There is one specific crime that is more common since the invention of auto/semi-auto guns, that of a weirdo with divorced parents killing a dozen people in an afternoon, but it's so incredibly rare that it doesn't even make a blip on overall statistics.
 
Every piece of data we have suggests that murder was much more common in medieval Europe and ancient Rome than it is since the invention of the firearm. Even just looking at war deaths, turns out people were really good at genocide even when all they had was pointy sticks and weird hats. Zero evidence for the world being safer before guns were invented.
Agreed, but it was safer from guns.
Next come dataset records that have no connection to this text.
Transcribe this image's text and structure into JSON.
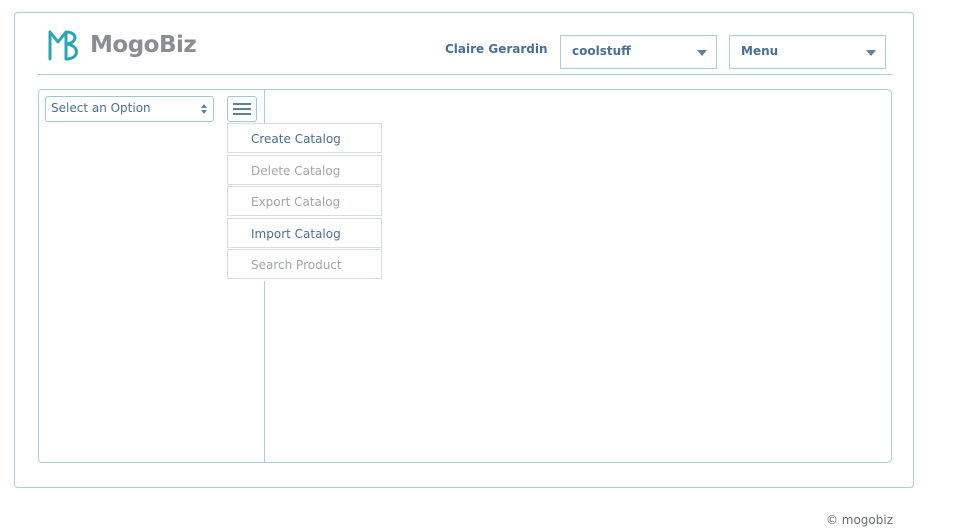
{
  "brand": {
    "name": "MogoBiz",
    "colors": {
      "accent": "#2aa5b8",
      "text": "#4a6f95",
      "border": "#a9cfdc"
    }
  },
  "header": {
    "user_name": "Claire Gerardin",
    "store_select": {
      "value": "coolstuff"
    },
    "menu_select": {
      "value": "Menu"
    }
  },
  "sidebar": {
    "option_select": {
      "value": "Select an Option"
    },
    "menu_button_icon": "hamburger-icon"
  },
  "catalog_menu": {
    "items": [
      {
        "label": "Create Catalog",
        "enabled": true
      },
      {
        "label": "Delete Catalog",
        "enabled": false
      },
      {
        "label": "Export Catalog",
        "enabled": false
      },
      {
        "label": "Import Catalog",
        "enabled": true
      },
      {
        "label": "Search Product",
        "enabled": false
      }
    ]
  },
  "footer": {
    "copyright": "© mogobiz"
  }
}
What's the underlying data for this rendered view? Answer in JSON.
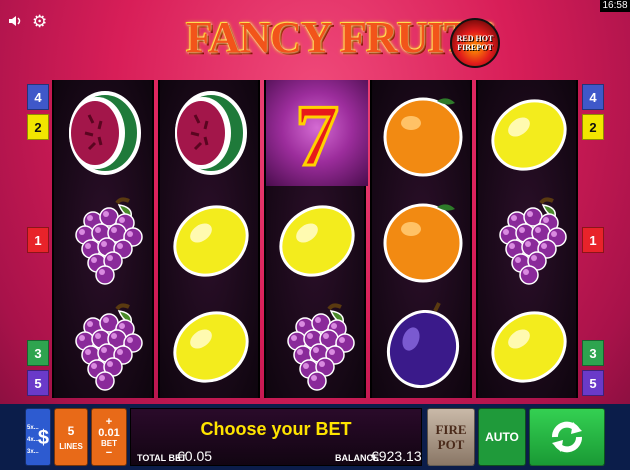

Gun death statistics in ancient Rome? Very low. Near zero. Same in pre-colonial America. Sure other causes may have been way up but that's just part and parcel, it's the gun violence we're concerned about today.

But like I said, genie's out of the bottle. Disarming regular citizens will only make it easier for armed criminals to harm them, and the best deterrent is the mutual assurance that fucking around will lead to finding out.
 
Last edited:
You can't fix journoslime either, I say it's time we get rid of them. I'm serious in that, Journos should not have human rights or protections. In fact make it legal to beat the shit out of them. Think of the ratings! CNN is absolutely awful, but I'd tune in if every show was Brian Stelter feebly trying to run away from people with baseball bats who want to paint a picture on concrete using colors only within his skull. I think millions of others would too. Hire me Warner/Discovery.